Transcript of EXPR-2-AC-33-E

Page 1: EXPR-2-AC-33-E

VII INGEPET 2011 (EXPR-2-AC-33E)

RISK REDUCTION IN THE DETERMINATION OF FRACTURE’S DENSITY AND ORIENTATION THROUGH AZIMUTHAL PROCESSING AND INTERPRETATION OF

SEISMIC DATA

Alvaro Chaveste (Geokinetics, Inc.)

Abstract The determination of fracture density and orientation is important in plays in which reservoir permeability is associated with micro-fractures. In these reservoirs, effective porosity is dependent upon the density of open fractures and permeability has a directivity component associated to the fractures’ orientation. Accurate determination of fracture density and orientation using surface seismic helps, then, in determining locations of good reservoir storability, as well as directional drilling orientation for optimum permeability. The anisotropy of P- and S-wave velocities is commonly associated to magnitude and orientation of stress fields or open fractures and is; hence, the medium through which factures are characterized using surface seismic data.

A case study in the Marcellus Shale (NE United States) is presented in which wide azimuth seismic data, acquired and processed to preserve the amplitude and velocity information of the source-receiver azimuth, is used to estimate anisotropy attributes. The Marcellus Shale is known to have two sets of micro-fractures associated to different tectonic events. Particular to this play is that one set of micro-fractures is perpendicular to the co-located macro-fractures. In this case although curvature, or other geometric attributes, reveal the strike of macro-fractures, this does not correspond to that of the micro-fractures. Anisotropy analysis through elliptical inversion identifies both sets of micro-fractures and verifies their expected position in relationship to the oroclinal belt and macro-fractures.

Introduction

Conventionally processed seismic data provides a structural image of the sub-surface which helps, among other things, in defining macro-fractures or faults; nevertheless, the micro-fractures that define permeability and porosity within a formation, although possibly associated to macro-fractures, are not necessarily part of the structural picture and, hence, are not commonly observed in migrated stacks. Micro-cracks can be characterized by considering that velocities in cracked media vary as a function of micro-fractures’ orientation and density; the velocity being faster in the fractures direction or maximum horizontal stress and slowest in a directional perpendicular to fractures. Velocity anisotropy provides, then, the means of estimating reservoir properties from seismically derived velocities.

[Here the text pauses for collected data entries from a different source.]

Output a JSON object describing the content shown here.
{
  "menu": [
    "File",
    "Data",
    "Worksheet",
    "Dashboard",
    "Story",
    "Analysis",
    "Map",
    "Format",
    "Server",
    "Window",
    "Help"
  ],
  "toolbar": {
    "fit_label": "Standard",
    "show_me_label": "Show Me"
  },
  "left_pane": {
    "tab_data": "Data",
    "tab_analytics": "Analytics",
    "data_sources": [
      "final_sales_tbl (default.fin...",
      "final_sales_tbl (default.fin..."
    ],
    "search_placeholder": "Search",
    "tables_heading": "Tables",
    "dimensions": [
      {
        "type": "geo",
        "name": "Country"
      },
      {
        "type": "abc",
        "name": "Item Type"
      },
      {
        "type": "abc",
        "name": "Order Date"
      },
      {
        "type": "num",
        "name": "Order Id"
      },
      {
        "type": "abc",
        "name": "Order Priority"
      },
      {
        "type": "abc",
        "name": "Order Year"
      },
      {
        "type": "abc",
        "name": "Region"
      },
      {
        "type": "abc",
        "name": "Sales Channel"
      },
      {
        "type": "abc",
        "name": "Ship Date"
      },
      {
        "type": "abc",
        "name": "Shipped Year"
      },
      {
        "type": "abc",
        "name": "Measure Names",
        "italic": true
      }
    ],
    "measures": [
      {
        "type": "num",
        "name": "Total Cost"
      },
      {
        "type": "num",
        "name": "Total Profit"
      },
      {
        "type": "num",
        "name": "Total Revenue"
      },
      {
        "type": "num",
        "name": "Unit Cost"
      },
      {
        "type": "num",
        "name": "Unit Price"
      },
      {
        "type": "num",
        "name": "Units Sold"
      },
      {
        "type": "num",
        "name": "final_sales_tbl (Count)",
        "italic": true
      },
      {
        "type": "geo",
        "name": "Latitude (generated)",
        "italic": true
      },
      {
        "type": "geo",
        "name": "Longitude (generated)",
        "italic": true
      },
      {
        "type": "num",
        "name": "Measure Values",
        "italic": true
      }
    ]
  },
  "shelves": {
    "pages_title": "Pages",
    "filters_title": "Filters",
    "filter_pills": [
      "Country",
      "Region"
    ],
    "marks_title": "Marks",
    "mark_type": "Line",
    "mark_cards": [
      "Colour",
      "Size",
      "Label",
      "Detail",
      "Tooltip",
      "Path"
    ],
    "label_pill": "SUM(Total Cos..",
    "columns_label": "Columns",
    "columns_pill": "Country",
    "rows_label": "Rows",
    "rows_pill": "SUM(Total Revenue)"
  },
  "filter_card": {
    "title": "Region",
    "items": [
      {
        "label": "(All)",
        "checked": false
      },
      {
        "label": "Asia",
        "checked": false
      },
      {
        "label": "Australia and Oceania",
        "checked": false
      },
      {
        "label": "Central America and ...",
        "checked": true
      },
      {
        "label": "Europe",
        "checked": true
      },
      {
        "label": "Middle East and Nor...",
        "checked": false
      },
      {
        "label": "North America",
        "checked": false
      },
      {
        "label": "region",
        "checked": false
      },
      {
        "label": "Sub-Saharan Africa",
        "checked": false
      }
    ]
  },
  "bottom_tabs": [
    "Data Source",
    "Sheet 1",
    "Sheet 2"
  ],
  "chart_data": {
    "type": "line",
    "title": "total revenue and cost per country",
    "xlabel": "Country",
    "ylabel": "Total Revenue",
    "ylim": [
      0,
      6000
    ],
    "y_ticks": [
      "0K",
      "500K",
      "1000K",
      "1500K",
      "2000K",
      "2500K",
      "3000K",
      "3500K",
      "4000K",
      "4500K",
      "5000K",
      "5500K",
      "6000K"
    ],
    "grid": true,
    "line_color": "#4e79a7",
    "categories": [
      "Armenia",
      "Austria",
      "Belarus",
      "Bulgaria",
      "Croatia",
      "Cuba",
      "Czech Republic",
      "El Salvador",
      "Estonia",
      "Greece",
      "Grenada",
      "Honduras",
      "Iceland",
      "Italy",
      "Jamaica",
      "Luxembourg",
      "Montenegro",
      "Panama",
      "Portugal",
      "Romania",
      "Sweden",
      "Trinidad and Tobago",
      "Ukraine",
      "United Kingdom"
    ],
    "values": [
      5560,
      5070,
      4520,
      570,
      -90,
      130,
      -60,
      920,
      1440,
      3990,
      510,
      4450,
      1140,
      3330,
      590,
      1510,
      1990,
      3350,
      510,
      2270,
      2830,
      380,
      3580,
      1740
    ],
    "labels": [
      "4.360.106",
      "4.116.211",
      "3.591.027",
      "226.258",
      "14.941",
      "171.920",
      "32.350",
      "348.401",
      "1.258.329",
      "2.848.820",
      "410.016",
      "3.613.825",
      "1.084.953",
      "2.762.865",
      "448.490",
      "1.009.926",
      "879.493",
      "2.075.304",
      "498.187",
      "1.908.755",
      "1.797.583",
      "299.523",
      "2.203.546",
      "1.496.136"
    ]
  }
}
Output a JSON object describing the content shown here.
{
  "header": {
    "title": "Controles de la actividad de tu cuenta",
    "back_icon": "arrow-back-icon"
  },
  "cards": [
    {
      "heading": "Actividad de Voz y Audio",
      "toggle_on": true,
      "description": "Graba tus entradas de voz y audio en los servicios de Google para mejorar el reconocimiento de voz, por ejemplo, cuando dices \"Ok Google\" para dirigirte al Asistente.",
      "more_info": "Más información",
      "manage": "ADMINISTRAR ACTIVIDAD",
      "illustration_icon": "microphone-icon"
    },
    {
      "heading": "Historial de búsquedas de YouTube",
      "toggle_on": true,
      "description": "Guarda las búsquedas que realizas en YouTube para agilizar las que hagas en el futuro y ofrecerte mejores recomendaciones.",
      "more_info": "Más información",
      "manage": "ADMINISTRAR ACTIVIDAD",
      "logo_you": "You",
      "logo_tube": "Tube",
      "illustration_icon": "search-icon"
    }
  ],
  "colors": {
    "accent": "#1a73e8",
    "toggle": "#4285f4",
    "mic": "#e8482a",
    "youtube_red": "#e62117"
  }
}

An added benefit of the resultant anisotropic velocity field is that it can be used for anisotropic NMO correction. In this case the correction applied to each trace is based upon the “velocity ellipse” at the trace’s Common Image Point (CIP) as well as the trace’s azimuth and offset. The NMO corrected data results in “flatter” gathers for subsequent pre-stack amplitude analysis and higher resolution stacks.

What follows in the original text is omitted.